SAR studies on 1,2,4-triazolo[3,4-b][1,3,4]thiadiazoles as inhibitors of Mtb shikimate dehydrogenase for the development of novel antitubercular agents
Li, Ziqiang,Liu, Yishuang,Bai, Xiaoguang,Deng, Qi,Wang, Juxian,Zhang, Guoning,Xiao, Chunling,Mei, Yaning,Wang, Yucheng
, p. 97089 - 97101 (2015/12/01)
Shikimate dehydrogenase, an essential protein for the biosynthesis of the chorismate end product, is a highly promising therapeutic target, especially for the discovery and development of new-generation anti-TB agents. Following up the identification of one lead 3,6-disubstituted 1,2,4-triazolo[3,4-b][1,3,4]thiadiazole (1), targeting Mt SD in our previous study, an extensive SAR study for optimization of the lead compound was performed through systematic modification of the 3 and 6 positions. This study has successfully led to the discovery of two highly potent advanced leads 6d-4, 6c-4 and several other compounds with comparable potencies (6d-4, MIC-H37Rv = 0.5 μg mL-1; MIC-MDRTB = 4.0 μg mL-1; MIC-RDRTB = 0.5 μg mL-1; Mt SD-IC50 = 14.20 μg mL-1; and 6c-4, MIC-H37Rv = 0.5 μg mL-1; MIC-MDRTB = 4.0 μg mL-1; MIC-RDRTB = 1.0 μg mL-1; Mt SD-IC50 = 6.82 μg mL-1).
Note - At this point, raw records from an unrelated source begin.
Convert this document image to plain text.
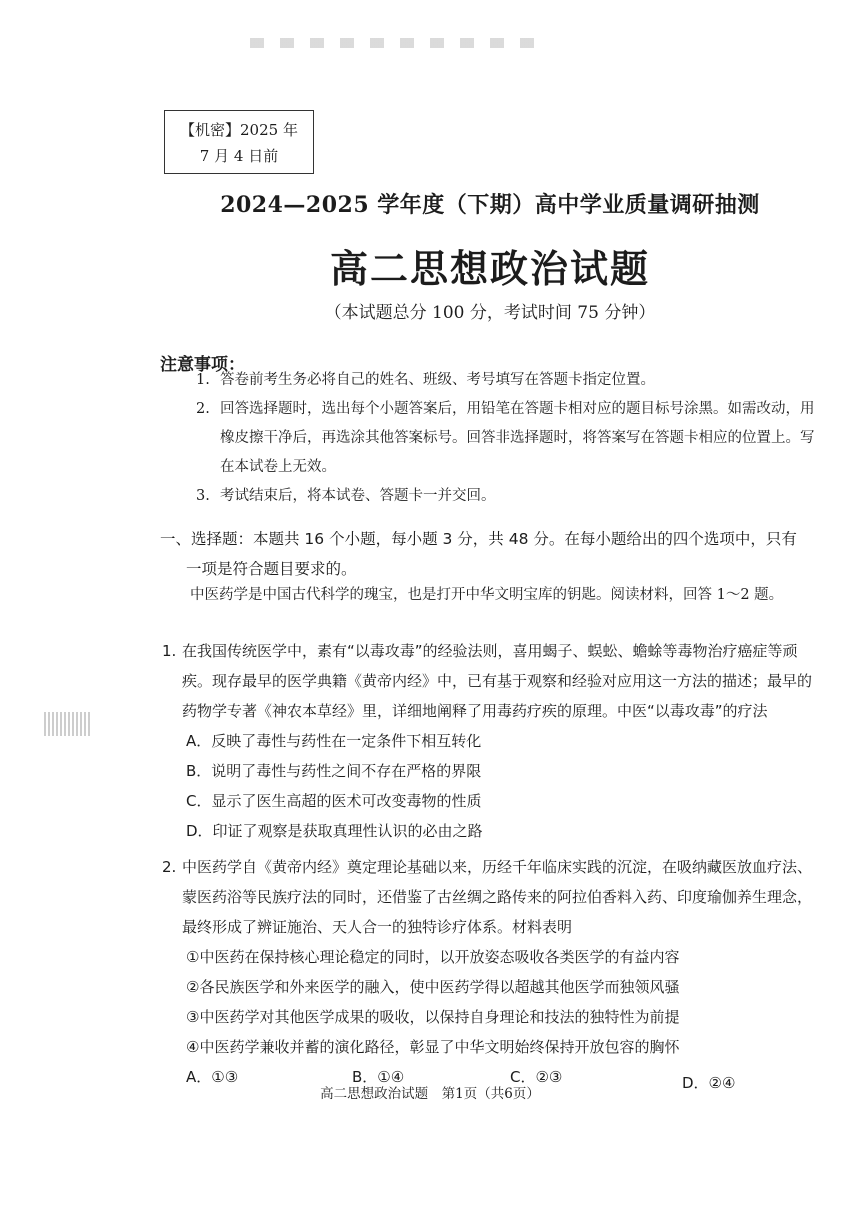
【机密】2025 年
7 月 4 日前
2024—2025 学年度（下期）高中学业质量调研抽测
高二思想政治试题
（本试题总分 100 分，考试时间 75 分钟）
注意事项：
1. 答卷前考生务必将自己的姓名、班级、考号填写在答题卡指定位置。
2. 回答选择题时，选出每个小题答案后，用铅笔在答题卡相对应的题目标号涂黑。如需改动，用橡皮擦干净后，再选涂其他答案标号。回答非选择题时，将答案写在答题卡相应的位置上。写在本试卷上无效。
3. 考试结束后，将本试卷、答题卡一并交回。
一、选择题：本题共 16 个小题，每小题 3 分，共 48 分。在每小题给出的四个选项中，只有
一项是符合题目要求的。
中医药学是中国古代科学的瑰宝，也是打开中华文明宝库的钥匙。阅读材料，回答 1～2 题。
1. 在我国传统医学中，素有“以毒攻毒”的经验法则，喜用蝎子、蜈蚣、蟾蜍等毒物治疗癌症等顽疾。现存最早的医学典籍《黄帝内经》中，已有基于观察和经验对应用这一方法的描述；最早的药物学专著《神农本草经》里，详细地阐释了用毒药疗疾的原理。中医“以毒攻毒”的疗法
A．反映了毒性与药性在一定条件下相互转化
B．说明了毒性与药性之间不存在严格的界限
C．显示了医生高超的医术可改变毒物的性质
D．印证了观察是获取真理性认识的必由之路
2. 中医药学自《黄帝内经》奠定理论基础以来，历经千年临床实践的沉淀，在吸纳藏医放血疗法、蒙医药浴等民族疗法的同时，还借鉴了古丝绸之路传来的阿拉伯香料入药、印度瑜伽养生理念，最终形成了辨证施治、天人合一的独特诊疗体系。材料表明
①中医药在保持核心理论稳定的同时，以开放姿态吸收各类医学的有益内容
②各民族医学和外来医学的融入，使中医药学得以超越其他医学而独领风骚
③中医药学对其他医学成果的吸收，以保持自身理论和技法的独特性为前提
④中医药学兼收并蓄的演化路径，彰显了中华文明始终保持开放包容的胸怀
A．①③	B．①④	C．②③	D．②④
高二思想政治试题　第1页（共6页）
These advanced lead compounds possess a para-halogen phenyl at the 3 position. In vitro Mt SD inhibitory assay indicates that Mt SD is the target for their antitubercular activity. Moreover, the BacT/ALERT 3D liquid culture technology and in vitro Mt SD inhibitory assay were initially applied.